A falta de formação dos adultos é uma das principais razões pela ausência de
consciência do problema. Além desse desconhecimento generalizado, a origem da
inibição paterna é muito mais complexa e está relacionada diretamente com a forma em
que os adultos entrevistados concebem a educação dos filhos: entendem que se trata de
um processo autônomo que deve ser supervisado, sem intervenções autoritárias por
meio de normas ou proibições.

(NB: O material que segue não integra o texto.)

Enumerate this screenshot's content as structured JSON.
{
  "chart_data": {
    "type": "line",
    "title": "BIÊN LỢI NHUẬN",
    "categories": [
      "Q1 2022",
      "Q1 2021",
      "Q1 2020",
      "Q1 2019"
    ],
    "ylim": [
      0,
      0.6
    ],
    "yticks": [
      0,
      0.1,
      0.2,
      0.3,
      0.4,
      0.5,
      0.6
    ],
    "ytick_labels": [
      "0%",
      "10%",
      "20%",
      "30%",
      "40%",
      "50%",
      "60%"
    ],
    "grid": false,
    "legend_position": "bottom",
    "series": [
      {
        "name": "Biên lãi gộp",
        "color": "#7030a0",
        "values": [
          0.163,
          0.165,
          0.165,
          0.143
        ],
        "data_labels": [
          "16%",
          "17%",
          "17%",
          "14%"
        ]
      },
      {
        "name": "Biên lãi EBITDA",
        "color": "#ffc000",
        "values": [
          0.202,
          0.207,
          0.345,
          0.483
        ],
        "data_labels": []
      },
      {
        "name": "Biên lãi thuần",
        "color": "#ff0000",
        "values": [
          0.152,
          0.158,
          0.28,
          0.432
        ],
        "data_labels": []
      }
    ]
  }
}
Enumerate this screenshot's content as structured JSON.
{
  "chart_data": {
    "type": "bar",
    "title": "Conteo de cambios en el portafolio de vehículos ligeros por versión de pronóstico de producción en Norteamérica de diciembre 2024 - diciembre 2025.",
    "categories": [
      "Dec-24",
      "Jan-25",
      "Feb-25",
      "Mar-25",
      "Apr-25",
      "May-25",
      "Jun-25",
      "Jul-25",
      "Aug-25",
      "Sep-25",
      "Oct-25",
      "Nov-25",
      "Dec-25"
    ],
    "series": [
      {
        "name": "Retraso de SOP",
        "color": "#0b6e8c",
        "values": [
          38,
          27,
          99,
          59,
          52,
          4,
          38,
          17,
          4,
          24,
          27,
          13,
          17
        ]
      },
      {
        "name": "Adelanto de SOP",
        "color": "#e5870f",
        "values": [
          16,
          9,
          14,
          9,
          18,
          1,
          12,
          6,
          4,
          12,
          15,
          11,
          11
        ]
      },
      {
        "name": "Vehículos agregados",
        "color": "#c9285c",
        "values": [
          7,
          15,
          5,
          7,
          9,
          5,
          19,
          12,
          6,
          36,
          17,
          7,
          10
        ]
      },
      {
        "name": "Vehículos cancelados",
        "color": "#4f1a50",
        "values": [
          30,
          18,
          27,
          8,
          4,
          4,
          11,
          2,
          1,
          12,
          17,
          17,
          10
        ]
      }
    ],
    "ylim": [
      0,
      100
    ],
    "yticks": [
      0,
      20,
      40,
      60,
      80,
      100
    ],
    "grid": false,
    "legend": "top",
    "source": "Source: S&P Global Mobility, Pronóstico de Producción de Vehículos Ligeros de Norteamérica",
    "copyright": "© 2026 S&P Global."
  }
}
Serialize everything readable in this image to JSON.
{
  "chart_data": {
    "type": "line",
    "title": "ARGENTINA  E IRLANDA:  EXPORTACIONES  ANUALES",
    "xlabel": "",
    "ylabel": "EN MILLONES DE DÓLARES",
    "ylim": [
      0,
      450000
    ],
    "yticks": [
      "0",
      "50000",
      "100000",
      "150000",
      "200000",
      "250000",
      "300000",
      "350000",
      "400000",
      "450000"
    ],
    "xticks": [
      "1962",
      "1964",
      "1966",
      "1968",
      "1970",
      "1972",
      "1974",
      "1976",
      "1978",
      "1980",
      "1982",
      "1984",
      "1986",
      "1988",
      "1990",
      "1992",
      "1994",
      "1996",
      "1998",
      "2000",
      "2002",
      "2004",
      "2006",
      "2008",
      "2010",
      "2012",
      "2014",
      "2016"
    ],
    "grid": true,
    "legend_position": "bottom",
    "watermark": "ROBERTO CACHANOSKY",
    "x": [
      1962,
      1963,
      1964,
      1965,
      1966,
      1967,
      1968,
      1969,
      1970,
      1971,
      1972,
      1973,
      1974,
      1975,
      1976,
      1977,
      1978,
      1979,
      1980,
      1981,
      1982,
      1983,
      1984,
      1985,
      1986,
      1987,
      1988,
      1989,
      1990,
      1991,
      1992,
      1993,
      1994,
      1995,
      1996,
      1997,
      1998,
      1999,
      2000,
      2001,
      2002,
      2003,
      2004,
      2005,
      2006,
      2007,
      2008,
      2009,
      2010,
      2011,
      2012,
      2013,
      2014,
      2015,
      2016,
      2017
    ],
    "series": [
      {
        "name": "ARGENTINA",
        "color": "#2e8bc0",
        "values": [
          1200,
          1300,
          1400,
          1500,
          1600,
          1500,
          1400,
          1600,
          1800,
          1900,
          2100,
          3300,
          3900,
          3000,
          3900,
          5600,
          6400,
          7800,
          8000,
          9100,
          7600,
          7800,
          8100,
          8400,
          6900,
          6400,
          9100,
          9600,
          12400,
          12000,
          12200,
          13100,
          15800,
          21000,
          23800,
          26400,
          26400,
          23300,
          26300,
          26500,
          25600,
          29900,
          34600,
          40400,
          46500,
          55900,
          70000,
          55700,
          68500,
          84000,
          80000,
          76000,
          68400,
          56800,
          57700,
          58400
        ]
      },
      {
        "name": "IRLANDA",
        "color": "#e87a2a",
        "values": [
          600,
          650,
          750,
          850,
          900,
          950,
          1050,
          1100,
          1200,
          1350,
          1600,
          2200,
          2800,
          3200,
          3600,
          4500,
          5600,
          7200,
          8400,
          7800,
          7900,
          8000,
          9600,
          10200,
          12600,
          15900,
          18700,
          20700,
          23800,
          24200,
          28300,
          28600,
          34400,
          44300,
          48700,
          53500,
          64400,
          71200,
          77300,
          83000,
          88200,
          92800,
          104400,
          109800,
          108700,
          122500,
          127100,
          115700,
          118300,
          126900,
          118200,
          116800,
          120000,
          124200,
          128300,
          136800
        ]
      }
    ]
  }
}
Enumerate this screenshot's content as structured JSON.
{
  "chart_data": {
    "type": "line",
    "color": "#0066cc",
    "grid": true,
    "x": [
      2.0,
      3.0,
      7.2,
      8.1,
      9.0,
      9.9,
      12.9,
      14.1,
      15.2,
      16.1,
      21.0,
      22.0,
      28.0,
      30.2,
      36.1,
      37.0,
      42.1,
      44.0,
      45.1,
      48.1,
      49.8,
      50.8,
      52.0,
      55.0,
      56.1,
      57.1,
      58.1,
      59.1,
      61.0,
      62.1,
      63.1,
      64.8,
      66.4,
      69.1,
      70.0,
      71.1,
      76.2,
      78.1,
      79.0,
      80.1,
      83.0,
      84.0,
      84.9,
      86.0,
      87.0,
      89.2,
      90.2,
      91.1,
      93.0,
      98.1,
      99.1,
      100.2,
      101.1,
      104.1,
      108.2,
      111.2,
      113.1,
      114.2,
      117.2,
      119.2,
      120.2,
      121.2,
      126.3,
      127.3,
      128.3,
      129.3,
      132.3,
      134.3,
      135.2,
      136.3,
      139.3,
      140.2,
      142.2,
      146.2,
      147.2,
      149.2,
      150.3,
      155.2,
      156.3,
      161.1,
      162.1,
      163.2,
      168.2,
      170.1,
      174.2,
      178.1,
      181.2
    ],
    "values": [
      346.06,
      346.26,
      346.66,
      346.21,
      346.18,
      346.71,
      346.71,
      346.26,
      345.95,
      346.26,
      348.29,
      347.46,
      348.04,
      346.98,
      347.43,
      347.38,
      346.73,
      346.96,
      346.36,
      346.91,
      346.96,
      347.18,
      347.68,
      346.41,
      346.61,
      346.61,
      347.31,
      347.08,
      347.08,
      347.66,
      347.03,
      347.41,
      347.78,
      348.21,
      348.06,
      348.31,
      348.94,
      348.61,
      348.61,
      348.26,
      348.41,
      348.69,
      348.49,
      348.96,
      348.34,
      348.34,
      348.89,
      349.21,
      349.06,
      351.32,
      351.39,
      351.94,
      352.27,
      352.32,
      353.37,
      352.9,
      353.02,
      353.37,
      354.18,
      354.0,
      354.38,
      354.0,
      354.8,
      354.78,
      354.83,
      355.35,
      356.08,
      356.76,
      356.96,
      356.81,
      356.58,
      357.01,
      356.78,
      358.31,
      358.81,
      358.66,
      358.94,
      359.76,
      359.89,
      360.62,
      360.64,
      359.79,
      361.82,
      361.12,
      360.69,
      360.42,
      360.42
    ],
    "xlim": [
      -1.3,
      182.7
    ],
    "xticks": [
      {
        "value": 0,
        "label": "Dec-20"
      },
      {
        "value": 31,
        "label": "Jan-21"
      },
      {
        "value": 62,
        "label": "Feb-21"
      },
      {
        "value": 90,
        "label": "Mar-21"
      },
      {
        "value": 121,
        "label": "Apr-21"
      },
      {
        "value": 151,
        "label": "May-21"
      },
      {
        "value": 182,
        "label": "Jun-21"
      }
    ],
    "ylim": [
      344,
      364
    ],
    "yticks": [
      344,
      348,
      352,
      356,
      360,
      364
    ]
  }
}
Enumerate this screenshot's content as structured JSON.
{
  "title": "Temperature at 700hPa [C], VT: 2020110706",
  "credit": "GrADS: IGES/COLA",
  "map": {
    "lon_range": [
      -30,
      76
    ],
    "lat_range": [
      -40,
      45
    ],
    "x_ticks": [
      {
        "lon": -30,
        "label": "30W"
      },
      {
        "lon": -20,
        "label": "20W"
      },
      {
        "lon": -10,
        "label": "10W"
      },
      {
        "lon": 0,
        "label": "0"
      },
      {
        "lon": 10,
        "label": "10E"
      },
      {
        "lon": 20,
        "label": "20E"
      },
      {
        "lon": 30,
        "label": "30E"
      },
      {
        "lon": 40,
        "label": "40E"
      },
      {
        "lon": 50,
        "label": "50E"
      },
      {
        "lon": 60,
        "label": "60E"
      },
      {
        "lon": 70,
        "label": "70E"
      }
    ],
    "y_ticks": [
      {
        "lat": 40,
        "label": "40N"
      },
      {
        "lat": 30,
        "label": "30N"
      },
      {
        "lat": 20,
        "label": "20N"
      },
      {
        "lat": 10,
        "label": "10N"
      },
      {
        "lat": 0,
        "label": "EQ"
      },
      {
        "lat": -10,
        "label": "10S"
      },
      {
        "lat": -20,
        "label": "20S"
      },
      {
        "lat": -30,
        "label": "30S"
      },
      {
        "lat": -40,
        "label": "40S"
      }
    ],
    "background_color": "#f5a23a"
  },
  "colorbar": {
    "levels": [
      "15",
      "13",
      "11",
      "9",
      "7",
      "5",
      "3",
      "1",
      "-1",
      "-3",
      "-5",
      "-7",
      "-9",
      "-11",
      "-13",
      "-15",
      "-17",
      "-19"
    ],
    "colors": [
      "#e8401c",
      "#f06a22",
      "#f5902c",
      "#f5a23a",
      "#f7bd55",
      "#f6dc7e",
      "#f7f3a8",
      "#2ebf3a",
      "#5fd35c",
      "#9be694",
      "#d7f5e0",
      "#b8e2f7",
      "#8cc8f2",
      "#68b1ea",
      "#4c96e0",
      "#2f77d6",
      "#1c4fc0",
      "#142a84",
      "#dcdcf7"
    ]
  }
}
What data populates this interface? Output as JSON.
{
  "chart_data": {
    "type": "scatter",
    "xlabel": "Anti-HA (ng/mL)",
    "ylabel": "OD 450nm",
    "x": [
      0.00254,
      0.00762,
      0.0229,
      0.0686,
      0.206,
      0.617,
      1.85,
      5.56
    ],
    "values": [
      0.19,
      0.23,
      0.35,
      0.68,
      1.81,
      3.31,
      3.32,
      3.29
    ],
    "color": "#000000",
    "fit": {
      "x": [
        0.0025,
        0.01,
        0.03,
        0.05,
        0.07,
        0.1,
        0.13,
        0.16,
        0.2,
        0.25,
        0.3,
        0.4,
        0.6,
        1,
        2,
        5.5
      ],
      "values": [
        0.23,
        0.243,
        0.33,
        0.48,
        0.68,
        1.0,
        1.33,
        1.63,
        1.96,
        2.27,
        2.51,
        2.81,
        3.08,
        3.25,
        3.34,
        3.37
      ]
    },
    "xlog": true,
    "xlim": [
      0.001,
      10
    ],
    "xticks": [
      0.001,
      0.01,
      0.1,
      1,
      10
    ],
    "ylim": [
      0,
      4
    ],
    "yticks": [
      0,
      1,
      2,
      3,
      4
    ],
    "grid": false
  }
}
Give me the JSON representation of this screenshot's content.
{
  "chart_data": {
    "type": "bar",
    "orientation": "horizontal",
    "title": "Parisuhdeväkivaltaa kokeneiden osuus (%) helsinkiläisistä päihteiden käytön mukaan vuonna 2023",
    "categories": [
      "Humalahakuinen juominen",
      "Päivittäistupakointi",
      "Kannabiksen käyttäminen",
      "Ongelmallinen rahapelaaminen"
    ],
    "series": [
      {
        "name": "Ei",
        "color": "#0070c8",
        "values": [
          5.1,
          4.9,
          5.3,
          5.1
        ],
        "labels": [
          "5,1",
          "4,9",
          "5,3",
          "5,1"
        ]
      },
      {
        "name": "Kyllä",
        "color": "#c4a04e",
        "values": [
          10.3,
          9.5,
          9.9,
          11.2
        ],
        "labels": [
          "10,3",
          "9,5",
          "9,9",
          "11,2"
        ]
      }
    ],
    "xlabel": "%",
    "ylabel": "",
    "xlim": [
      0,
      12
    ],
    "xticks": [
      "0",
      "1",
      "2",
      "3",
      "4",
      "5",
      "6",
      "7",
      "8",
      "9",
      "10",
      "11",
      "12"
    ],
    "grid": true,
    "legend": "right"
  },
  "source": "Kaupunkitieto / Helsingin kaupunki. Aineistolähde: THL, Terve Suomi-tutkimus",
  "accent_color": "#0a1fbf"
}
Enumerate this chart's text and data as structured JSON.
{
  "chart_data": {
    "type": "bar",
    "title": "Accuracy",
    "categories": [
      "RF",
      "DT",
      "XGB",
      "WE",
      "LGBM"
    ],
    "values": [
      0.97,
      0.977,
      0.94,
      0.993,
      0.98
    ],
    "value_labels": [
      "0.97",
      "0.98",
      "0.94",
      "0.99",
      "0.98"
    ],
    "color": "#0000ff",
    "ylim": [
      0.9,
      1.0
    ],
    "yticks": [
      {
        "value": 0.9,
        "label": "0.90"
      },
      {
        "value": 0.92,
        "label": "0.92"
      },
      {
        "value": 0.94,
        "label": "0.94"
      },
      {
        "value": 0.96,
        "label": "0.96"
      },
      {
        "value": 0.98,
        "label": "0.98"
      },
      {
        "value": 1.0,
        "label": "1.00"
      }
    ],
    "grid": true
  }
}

A maioria das famílias manifestaram sua opinião sobre a
forma ideal de educação: um modelo de atuação que ofereça autonomia aos menores
sem a imposição rígida de normas e critérios.
Diante do cenário apresentado, faz-se necessário implicar as famílias no uso que os
filhos fazem dos meios de comunicação. O ponto de partida indispensável para que esse
processo se concretize é a formação dos pais a partir de uma educação midiática
destinada a adultos. A mediação ativa, ou seja, aquela situação em que os pais se
implicam na instrução, guia e controle do uso que os menores fazem dos meios não vai
acontecer se os mesmos não receberem diretrizes para a formação midiática a partir de
instituições educativas.
Os critérios normativos aplicados em casa são fundamentais para inserir pautas de
conduta nos filhos. Significa recuperar a autoridade paterna que muitos pais, como ficou
patente no estudo, confundem com autoritarismo. Trata-se de normas fundadas no
consenso, de uma autoridade exercida de forma participativa e de uma normativa
estável e fundada em princípios estáveis. O programa de instrução a ser usado pelos
adultos deve estar regido de forma de que os filhos conheçam a natureza da indústria
audiovisual, a linguagem, ferramentas e códigos audiovisuais e que aportem recursos
que os tornem capazes de realizar uma leitura crítica e autónoma ante as mensagens.
Portanto, o seguimento e controle exigem constância e participação ativa.